Step 3: Ensuring accuracy
Identifiers may not be unique to an individual (e.g. postal code) or may change over time (e.g. surname). Identifying information may also be recorded inconsistently, incorrectly or may even be missing in certain records. Because of this degree of uncertainty, two linkage techniques are used at PopData to ensure that linkage is as accurate as possible.
- Deterministic Linkage: A linkage technique whereby links between records are determined based on the perfect match of a set of common identifiers, or, using more flexible rules, the match of a subset of the identifiers. The advantage of this method is that it minimizes the miss-links between the two databases; however, the disadvantage is that if this method is used just by itself, each identifier is considered to be of equal importance and quality.
- Probabilistic Linkage: In probabilistic linkage, the identifiers are given weights according to how ‘strong’ of an identifier they are. For example, it is much more likely that two records will match on sex than on last name. Thus, last name is considered a stronger identifier and is assigned a higher probabilistic agreement weight. The matches found in the common identifiers and the weights given to those variables are used to estimate the likelihood that the records belong to the same individual. The advantage of this method is that linkages are maximized, even in cases where data may be incomplete or have coding errors; the disadvantage is that, unless care is taken, there may be some miss-links.
At Population Data BC, both deterministic linkages and probabilistic linkage techniques are performed.
Deterministic linkage is performed first using a computerized program that compares all records in the new data file to all records in the Population Directory on the basis of the common identifiers (also called linkage fields). However, because there are often upwards of 40 million records in the data files that PopData links, it is inefficient to compare all 40 million records to each record in the Population Directory. To reduce these inefficiencies, PopData compares records within pockets of data. For example, three different pockets might be used when linking one data set; a NYSIIS (phonetic code) name pocket, a birth year/birth month pocket, and a PHN pocket. For each pocket, only records that match on that linkage field are compared. For example, in a birth year/birth month pocket, only records in the new data file that match to the Population Directory on birth year and birth month are compared using the deterministic linkage program. In the end, the information from all the pockets are put together to determine the best match.
For each pocket, the deterministic linkage program produces an outcome string for each potential match. The outcome string records whether there was a perfect match, a complete mismatch, or a partial match. For example, if 6 identifying variables are involved in the linkage, the outcome string will have 6 digits, one for each identifying variable, indicating if there was a perfect match (1), a complete mismatch (9), a partial match (values 2-6), or if the value was missing (0). For example, if there was a match on first name, last name, sex, birth year and birth month, but not on birth day, the outcome string would be 111119. An example of a partial agreement is the first three characters matching in postal code.
All candidate matches from the deterministic linkage program are then fed into the probabilistic linkage program along with a set of probabilistic weights. The probabilistic weights are contained in a ‘Link Weight Parameter File’ and consist of an agreement weight, a disagreement weight, a partial agreement weight for each level of partial agreement and a missing weight for each of the linkage fields.

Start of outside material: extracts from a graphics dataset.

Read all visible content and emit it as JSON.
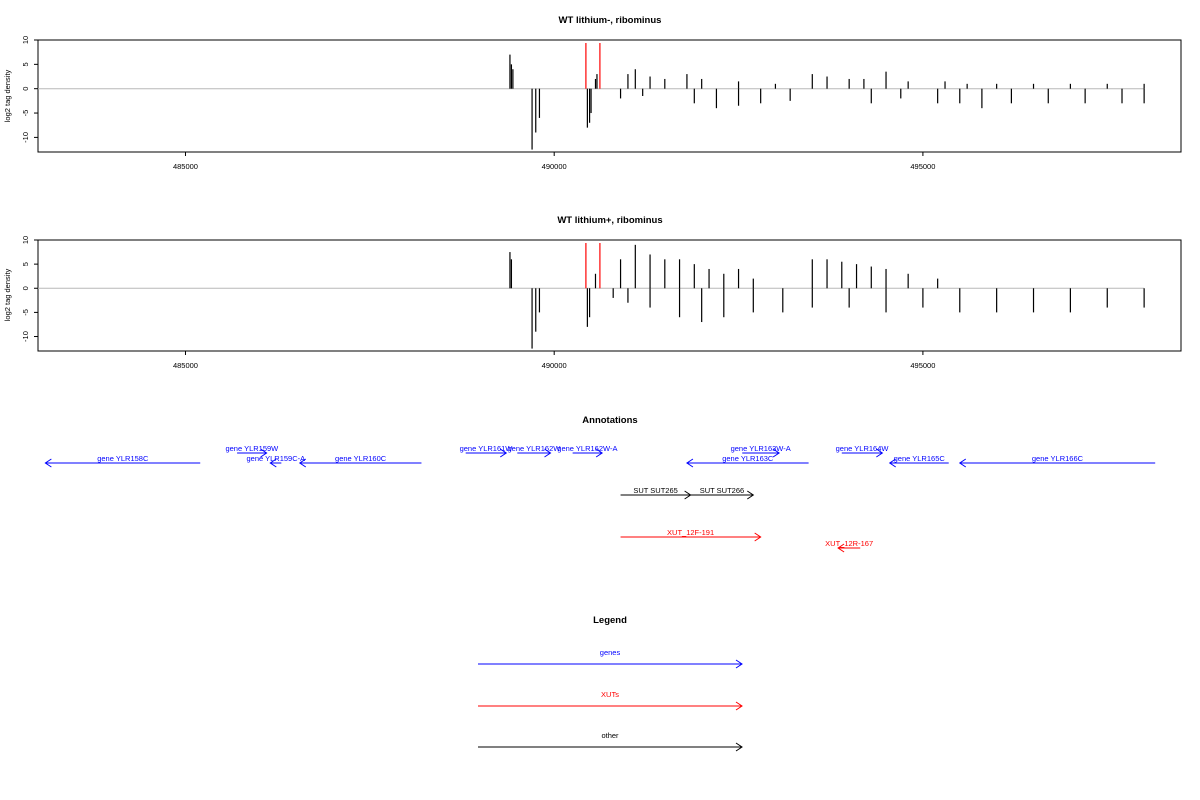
{
  "chart_data": [
    {
      "type": "bar",
      "title": "WT lithium-, ribominus",
      "ylabel": "log2 tag density",
      "xlabel": "",
      "xlim": [
        483000,
        498500
      ],
      "ylim": [
        -13,
        10
      ],
      "x_ticks": [
        "485000",
        "490000",
        "495000"
      ],
      "y_ticks": [
        "10",
        "5",
        "0",
        "-5",
        "-10"
      ],
      "markers": [
        490430,
        490620
      ],
      "series": [
        {
          "strand": "plus",
          "color": "#000000",
          "x": [
            489400,
            489420,
            489440,
            490560,
            490580,
            491000,
            491100,
            491300,
            491500,
            491800,
            492000,
            492500,
            493000,
            493500,
            493700,
            494000,
            494200,
            494500,
            494800,
            495300,
            495600,
            496000,
            496500,
            497000,
            497500,
            498000
          ],
          "values": [
            7,
            5,
            4,
            2,
            3,
            3,
            4,
            2.5,
            2,
            3,
            2,
            1.5,
            1,
            3,
            2.5,
            2,
            2,
            3.5,
            1.5,
            1.5,
            1,
            1,
            1,
            1,
            1,
            1
          ]
        },
        {
          "strand": "minus",
          "color": "#000000",
          "x": [
            489700,
            489750,
            489800,
            490450,
            490480,
            490500,
            490900,
            491200,
            491900,
            492200,
            492500,
            492800,
            493200,
            494300,
            494700,
            495200,
            495500,
            495800,
            496200,
            496700,
            497200,
            497700,
            498000
          ],
          "values": [
            -12.5,
            -9,
            -6,
            -8,
            -7,
            -5,
            -2,
            -1.5,
            -3,
            -4,
            -3.5,
            -3,
            -2.5,
            -3,
            -2,
            -3,
            -3,
            -4,
            -3,
            -3,
            -3,
            -3,
            -3
          ]
        }
      ]
    },
    {
      "type": "bar",
      "title": "WT lithium+, ribominus",
      "ylabel": "log2 tag density",
      "xlabel": "",
      "xlim": [
        483000,
        498500
      ],
      "ylim": [
        -13,
        10
      ],
      "x_ticks": [
        "485000",
        "490000",
        "495000"
      ],
      "y_ticks": [
        "10",
        "5",
        "0",
        "-5",
        "-10"
      ],
      "markers": [
        490430,
        490620
      ],
      "series": [
        {
          "strand": "plus",
          "color": "#000000",
          "x": [
            489400,
            489420,
            490560,
            490900,
            491100,
            491300,
            491500,
            491700,
            491900,
            492100,
            492300,
            492500,
            492700,
            493500,
            493700,
            493900,
            494100,
            494300,
            494500,
            494800,
            495200
          ],
          "values": [
            7.5,
            6,
            3,
            6,
            9,
            7,
            6,
            6,
            5,
            4,
            3,
            4,
            2,
            6,
            6,
            5.5,
            5,
            4.5,
            4,
            3,
            2
          ]
        },
        {
          "strand": "minus",
          "color": "#000000",
          "x": [
            489700,
            489750,
            489800,
            490450,
            490480,
            490800,
            491000,
            491300,
            491700,
            492000,
            492300,
            492700,
            493100,
            493500,
            494000,
            494500,
            495000,
            495500,
            496000,
            496500,
            497000,
            497500,
            498000
          ],
          "values": [
            -12.5,
            -9,
            -5,
            -8,
            -6,
            -2,
            -3,
            -4,
            -6,
            -7,
            -6,
            -5,
            -5,
            -4,
            -4,
            -5,
            -4,
            -5,
            -5,
            -5,
            -5,
            -4,
            -4
          ]
        }
      ]
    }
  ],
  "annotations": {
    "title": "Annotations",
    "features": [
      {
        "label": "gene YLR158C",
        "start": 483100,
        "end": 485200,
        "strand": "-",
        "row": 1,
        "color": "#0000ff"
      },
      {
        "label": "gene YLR159W",
        "start": 485700,
        "end": 486100,
        "strand": "+",
        "row": 0,
        "color": "#0000ff"
      },
      {
        "label": "gene YLR159C-A",
        "start": 486150,
        "end": 486300,
        "strand": "-",
        "row": 1,
        "color": "#0000ff"
      },
      {
        "label": "gene YLR160C",
        "start": 486550,
        "end": 488200,
        "strand": "-",
        "row": 1,
        "color": "#0000ff"
      },
      {
        "label": "gene YLR161W",
        "start": 488800,
        "end": 489350,
        "strand": "+",
        "row": 0,
        "color": "#0000ff"
      },
      {
        "label": "gene YLR162W",
        "start": 489500,
        "end": 489950,
        "strand": "+",
        "row": 0,
        "color": "#0000ff"
      },
      {
        "label": "gene YLR162W-A",
        "start": 490250,
        "end": 490650,
        "strand": "+",
        "row": 0,
        "color": "#0000ff"
      },
      {
        "label": "gene YLR163W-A",
        "start": 492550,
        "end": 493050,
        "strand": "+",
        "row": 0,
        "color": "#0000ff"
      },
      {
        "label": "gene YLR163C",
        "start": 491800,
        "end": 493450,
        "strand": "-",
        "row": 1,
        "color": "#0000ff"
      },
      {
        "label": "gene YLR164W",
        "start": 493900,
        "end": 494450,
        "strand": "+",
        "row": 0,
        "color": "#0000ff"
      },
      {
        "label": "gene YLR165C",
        "start": 494550,
        "end": 495350,
        "strand": "-",
        "row": 1,
        "color": "#0000ff"
      },
      {
        "label": "gene YLR166C",
        "start": 495500,
        "end": 498150,
        "strand": "-",
        "row": 1,
        "color": "#0000ff"
      },
      {
        "label": "SUT SUT265",
        "start": 490900,
        "end": 491850,
        "strand": "+",
        "row": 2,
        "color": "#000000"
      },
      {
        "label": "SUT SUT266",
        "start": 491850,
        "end": 492700,
        "strand": "+",
        "row": 2,
        "color": "#000000"
      },
      {
        "label": "XUT_12F-191",
        "start": 490900,
        "end": 492800,
        "strand": "+",
        "row": 3,
        "color": "#ff0000"
      },
      {
        "label": "XUT_12R-167",
        "start": 493850,
        "end": 494150,
        "strand": "-",
        "row": 4,
        "color": "#ff0000"
      }
    ]
  },
  "legend": {
    "title": "Legend",
    "items": [
      {
        "label": "genes",
        "color": "#0000ff"
      },
      {
        "label": "XUTs",
        "color": "#ff0000"
      },
      {
        "label": "other",
        "color": "#000000"
      }
    ]
  }
}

The Link Weight Parameter File is generated based on actual frequencies of agreement/disagreement of each linkage field in the data using an iterative process that is usually run on a subset of the actual data file. In addition to the parameter weights, value specific weights are generated for some of the linkage fields. These weights are generated using the Population Directory and consist of one file for each of the linkage fields. Value specific weights are assigned depending on how rare certain values of that variable are. For example, a value specific weight file created for given name would contain all possible given names found in the Population Directory. Common names are given a low weight while rare names are given a high weight. Not every linkage field has a value specific weight file (sex being such an example, because each value has a similar frequency - approximately 50/50 male/female).
The output from the probabilistic linkage program contains, for each potential match, a final weight for each of the linkage fields that is equal to the parameter weight multiplied by the value specific weight. The value specific weight can be thought of as a modifier to the parameter weight. For example, if there is a match on postal code, the agreement weight will be multiplied by the value specific weight, so that agreement on a rare postal code is assigned a higher weight than agreement on a common postal code. The total weight for each potential match is the sum of the final weights for each linkage field, and reflects the probability that the two records refer to the same individual.